I’ve since done more research into my statement about old and new Otus.
Maybe I should restate it. Zeiss likes to reuse optical layouts. The double Gauss Planar it just never wants to stop using. (Until Sony showed them the light with the 1,8/55.) The 2/28 Classic had a very similar optical layout to their Contax 2/28 from the 70’s.
There is well-founded speculation that several of the Supremes were ported over from the Otus or other prior Zeiss lenses. Because they have similar MTFs to the Otus.
Then we have the curious case of the 65mm Supreme. A focal length Zeiss did not have in their recent catalogue and therefore had to design from scratch. Look at its amazing contrast! But the 100mm Supreme is also palpably high performing.
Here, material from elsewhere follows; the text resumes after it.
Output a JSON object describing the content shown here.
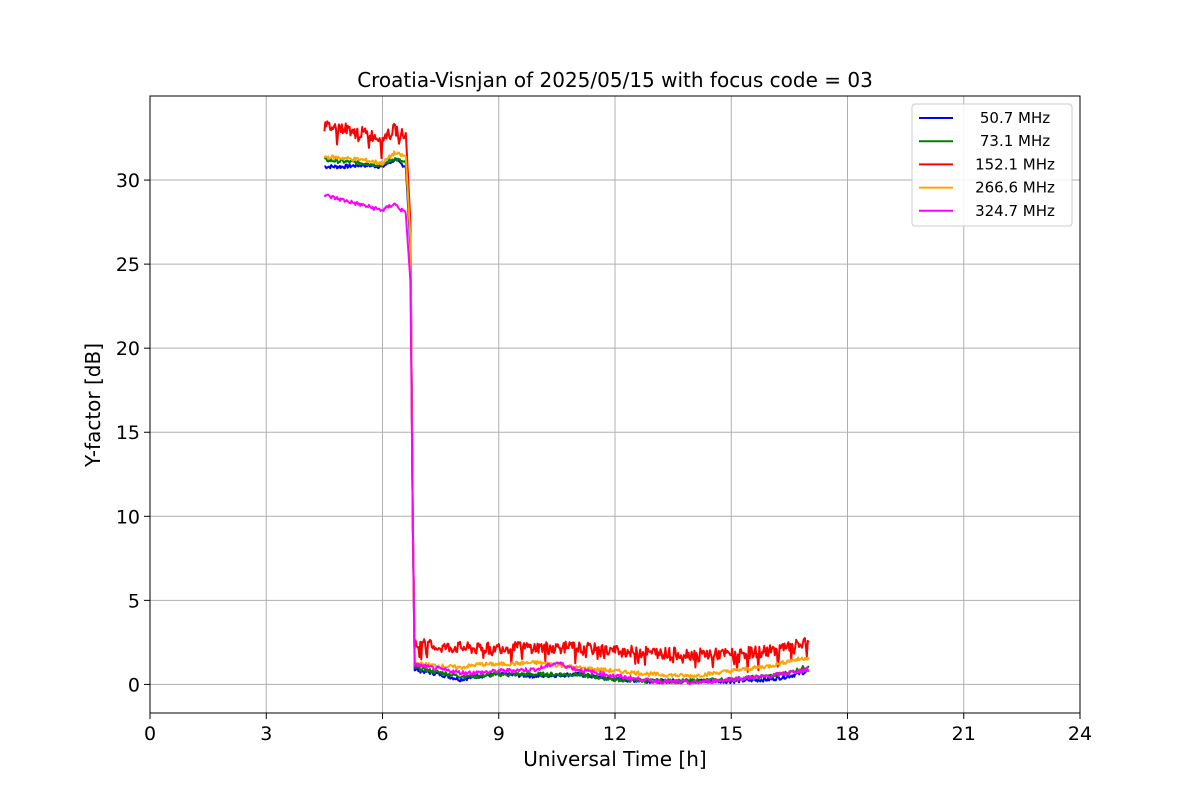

The 100mm was the last lens Zeiss brought out for photo in the Otus line.
Sorry my retarded iPhone can’t copy urls right now. Google “Just the Cinema MTF Charts: Zeiss Cine Lenses” for the mtfs
Kalainen wrote: kotmj wrote:
I hope it means identical to the new Supremes and not the old Supremes. The old Supremes are those that used the Otus layouts. For those focal lengths not covered by Otus, they came up with new layouts. Those are extremely remarkable in mtf as tested by lensrentals.
Care to explain this a bit more? As far as I know, there are only one Supreme lenses, and not 'old' and 'new' ones. At least Zeiss makes a lot of effort to explain that Supreme lenses all share same rendering characteristics. Maybe you are mixing Supremes and Master Primes?